Presenting at a conference, with a baby

mum with baby presenting at conferenceLast month, I took my ten month old baby with me to a conference away from home. It's not common to see a baby accompanying a delegate on the academic conference scene and I had quite a few questions and comments whilst at the conference and more since. For those curious as to how it came to happen, here's how (and why) I did it.

 "Did you ask if you could bring her?"

I had a baby less than a year ago, so she comes with me to a lot of work events. She's been seen regularly throughout this academic year, as I returned to work "early" when she was only 3 months old. For the conference "all" I need to do for explicit practicalities was ask the hosting venue for a travel cot and high chair. There were plenty of other logistical issues to navigate.

First of all, I'm not going to suggest bringing your baby with you to a work event is easy or suitable for everyone and every working environment but it has often worked for me and it worked in this instance. It won't always work. They get bigger, and noisier, but believe me, a baby can certainly break the ice and absolutely deliver a bang-on-time sigh when everyone is thinking, "Please no more of this, it's lunchtime."

[...] (What everyone is perhaps thinking but remains unsaid)

Let's discount the alternatives in this specific scenario of an academic conference. Some conferences do offer childcare support, but childcare doesn't work for everyone. This conference didn't offer it and even if it had, a conference creche or ad-hoc nursery place nearby isn't the answer. At the moment, my baby is very attached. It takes her several days to warm to someone enough to let me, her dad or her brother leave her alone in a room with them. A cuddle...don't even go there. We joke she has an "off button" when she's passed back to us, roaring.

mum and baby
Conference dinner
Almost before people ask, I feel obliged to mention her older brother in school and the kids' dad, back home, and how we don't have any of these healthy, wealthy, local and time rich grandparents who are flexibly propping up the childcare system for a lot of parents. Did I mention my daughter has never taken a bottle and is only now, two weeks after the conference, even beginning to entertain the concept of a beaker of water? The breastfeeding literature doesn't show women juggling babies around at work, just a cosy room to express milk whilst reading a magazine and baby who cares not who feeds them.

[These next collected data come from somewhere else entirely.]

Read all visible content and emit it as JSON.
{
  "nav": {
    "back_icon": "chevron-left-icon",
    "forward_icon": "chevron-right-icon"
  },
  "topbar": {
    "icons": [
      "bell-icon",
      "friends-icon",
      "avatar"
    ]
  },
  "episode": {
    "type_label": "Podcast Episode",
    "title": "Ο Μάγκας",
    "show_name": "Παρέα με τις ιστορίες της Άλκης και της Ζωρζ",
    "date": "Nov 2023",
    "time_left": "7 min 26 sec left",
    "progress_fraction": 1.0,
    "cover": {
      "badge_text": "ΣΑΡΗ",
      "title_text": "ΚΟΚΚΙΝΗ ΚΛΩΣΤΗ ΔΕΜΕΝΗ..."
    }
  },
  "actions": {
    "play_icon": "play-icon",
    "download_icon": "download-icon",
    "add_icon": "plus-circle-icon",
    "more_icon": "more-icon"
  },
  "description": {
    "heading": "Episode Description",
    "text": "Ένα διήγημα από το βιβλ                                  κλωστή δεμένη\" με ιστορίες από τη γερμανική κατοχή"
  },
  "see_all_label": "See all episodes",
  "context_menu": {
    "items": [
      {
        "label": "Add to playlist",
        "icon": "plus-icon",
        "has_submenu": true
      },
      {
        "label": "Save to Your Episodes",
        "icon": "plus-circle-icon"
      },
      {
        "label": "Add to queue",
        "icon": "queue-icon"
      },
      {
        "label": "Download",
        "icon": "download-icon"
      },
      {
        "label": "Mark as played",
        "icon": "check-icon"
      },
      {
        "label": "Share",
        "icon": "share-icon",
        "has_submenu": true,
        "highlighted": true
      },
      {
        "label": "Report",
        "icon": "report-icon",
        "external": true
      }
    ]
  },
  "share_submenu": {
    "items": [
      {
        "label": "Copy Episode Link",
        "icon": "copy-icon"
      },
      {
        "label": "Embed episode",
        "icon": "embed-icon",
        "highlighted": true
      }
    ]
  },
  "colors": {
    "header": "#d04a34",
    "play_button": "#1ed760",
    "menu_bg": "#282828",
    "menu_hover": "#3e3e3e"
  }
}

"I left my 10 month old behind for the first time, and I never even thought to bring her."

It's hard now to think of the conference without her being there. She was welcomed and people couldn't have been more helpful or supportive. So many people said it had changed their perceptions. Nobody flapped or fussed. It felt like everyone wanted a cuddle. Not for the first time people mentioned how they wished they had considered doing the same, either now or in the past.

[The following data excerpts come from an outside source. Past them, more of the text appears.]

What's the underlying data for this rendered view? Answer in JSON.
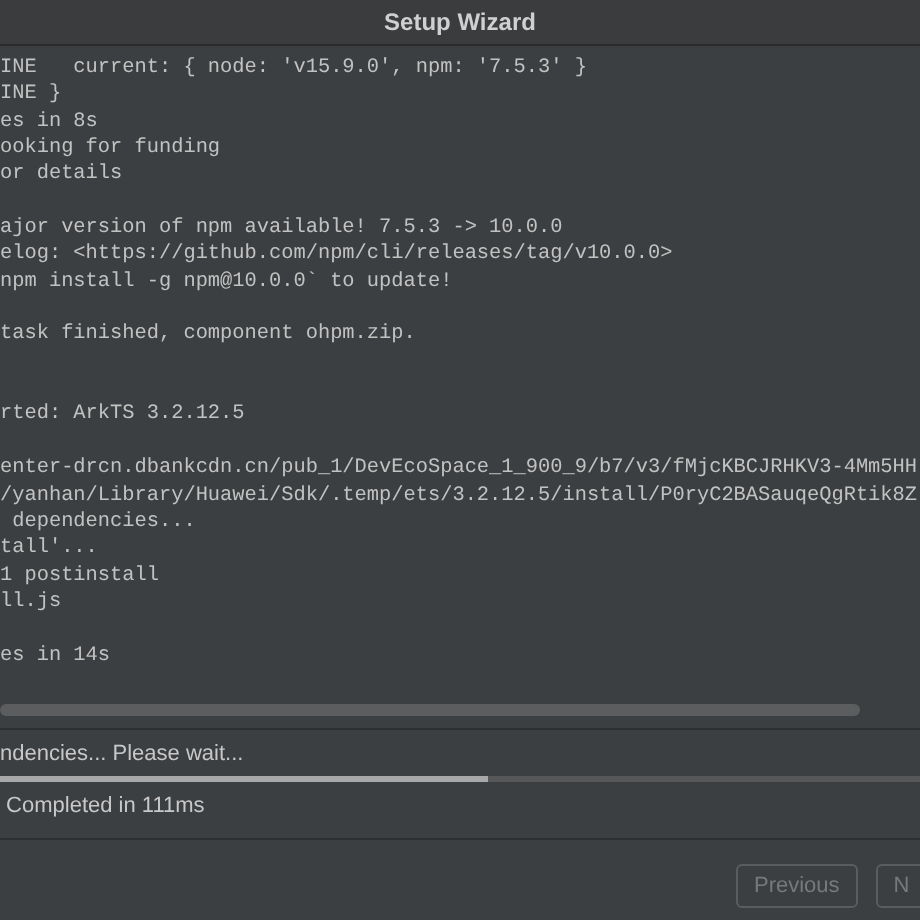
{
  "window": {
    "title": "Setup Wizard"
  },
  "log": {
    "blocks": [
      [
        "INE   current: { node: 'v15.9.0', npm: '7.5.3' }",
        "INE }",
        "es in 8s",
        "ooking for funding",
        "or details"
      ],
      [
        "ajor version of npm available! 7.5.3 -> 10.0.0",
        "elog: <https://github.com/npm/cli/releases/tag/v10.0.0>",
        "npm install -g npm@10.0.0` to update!"
      ],
      [
        "task finished, component ohpm.zip."
      ],
      [
        "rted: ArkTS 3.2.12.5"
      ],
      [
        "enter-drcn.dbankcdn.cn/pub_1/DevEcoSpace_1_900_9/b7/v3/fMjcKBCJRHKV3-4Mm5HH",
        "/yanhan/Library/Huawei/Sdk/.temp/ets/3.2.12.5/install/P0ryC2BASauqeQgRtik8Z",
        " dependencies...",
        "tall'...",
        "1 postinstall",
        "ll.js"
      ],
      [
        "es in 14s"
      ]
    ]
  },
  "progress": {
    "status": "ndencies... Please wait...",
    "level": 0.53,
    "detail": " Completed in 111ms"
  },
  "buttons": [
    {
      "label": "Previous",
      "disabled": true
    },
    {
      "label": "N",
      "disabled": true
    }
  ]
}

"You're both so relaxed!" 

The baby barely grumbled throughout the conference. In fact, I think on a couple occasions, her giving the occasional squeal may have jolted people who had drifted off back into the room. The week after the conference, the last of my daughter's first block of teeth erupted. She was just over a cold. She wasn't, as we might put it, on her "best form." But she was with a parent, someone she knew, someone she felt secure with. As her mother, I wasn't worried about how she was coping with a change in routine or without me for longer-than-usual periods.

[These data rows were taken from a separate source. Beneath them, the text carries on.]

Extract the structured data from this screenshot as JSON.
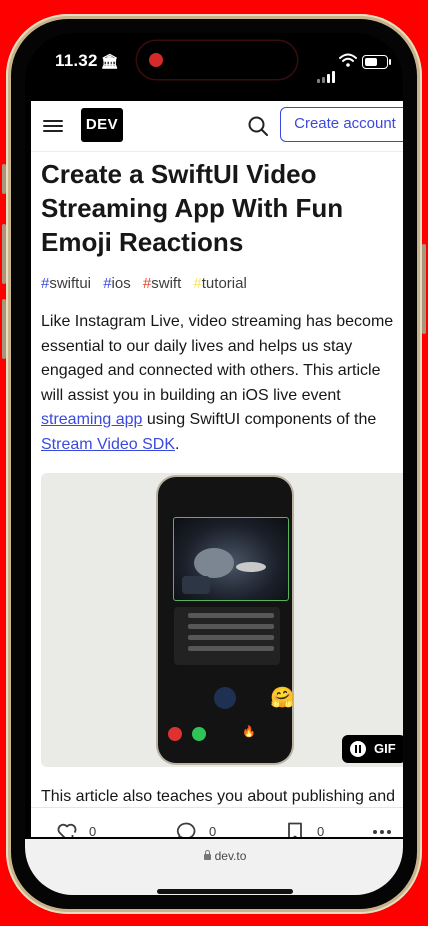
{
  "status_bar": {
    "time": "11.32",
    "bank_icon": "🏛"
  },
  "header": {
    "logo": "DEV",
    "create_account": "Create account"
  },
  "article": {
    "title": "Create a SwiftUI Video Streaming App With Fun Emoji Reactions",
    "tags": [
      {
        "hash": "#",
        "name": "swiftui",
        "color": "#3b49df"
      },
      {
        "hash": "#",
        "name": "ios",
        "color": "#3b49df"
      },
      {
        "hash": "#",
        "name": "swift",
        "color": "#e0452f"
      },
      {
        "hash": "#",
        "name": "tutorial",
        "color": "#fae45a"
      }
    ],
    "intro_1": "Like Instagram Live, video streaming has become essential to our daily lives and helps us stay engaged and connected with others. This article will assist you in building an iOS live event ",
    "link_1": "streaming app",
    "intro_2": " using SwiftUI components of the ",
    "link_2": "Stream Video SDK",
    "intro_3": ".",
    "gif_label": "GIF",
    "para_2": "This article also teaches you about publishing and"
  },
  "actions": {
    "reactions_count": "0",
    "comments_count": "0",
    "bookmarks_count": "0"
  },
  "browser": {
    "url": "dev.to"
  },
  "colors": {
    "accent": "#3b49df",
    "background": "#ff0000"
  }
}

baby in conference presentation
The youngest delegate
Presenting

The logistics of my actual conference slot are more of a behind the scenes story. It was perfectly planned. To go up last in our panel presentation, meant I had time to judge how the baby was on the day. I put her into her baby carrier in just enough time for her to settle but not to get bored. In all honesty, it wasn't the best presentation I've ever done, but who ever does their best after a day or two of travelling and in a new venue with an unknown audience?

The back-up plan

What if it had all gone terribly wrong? What if, after driving 225 miles, she had screamed throughout my session? Well, I had a back-up plan in that I had a "plant" in the audience. Huge thanks to fellow academic-parent Rosie Alexander who volunteered, without question, to be on call if needed because, like so many others, she understood why I was doing it. I had a double back-up plan had Rosie been struck down with an ailment or stranded somewhere en route as she had quite a distance to travel and a convoluted route from Orkney (a friend local to the conference location and a buggy that faces away from the pusher, so the baby doesn't actually know who is pushing her for an hour or so).
gin and baby foods
Emergency conference supplies

And I was prepared for disaster. I had a bag of emergency conference survival supplies passed over to me at our drive-down stop off by Claire Dean. Claire is another academic and recently completed her PhD after a long journey that started when her own boys were little. As she states in the acknowledgement in her thesis, one day maybe her sons will understand why she worked so hard.


More important perhaps than "How did I do it?" is "Why did I do it?" 

The only alternative to taking the baby, for me, in this instance, was not to attend. I did it to prove it can be done. To prove that people don't react negatively, in their masses, when a baby appears. To prove that all babies and all parents' needs are different and can be met in ways outwith expectation. What working parents need are options, and what we all need to do is to put inclusion at the forefront of event planning.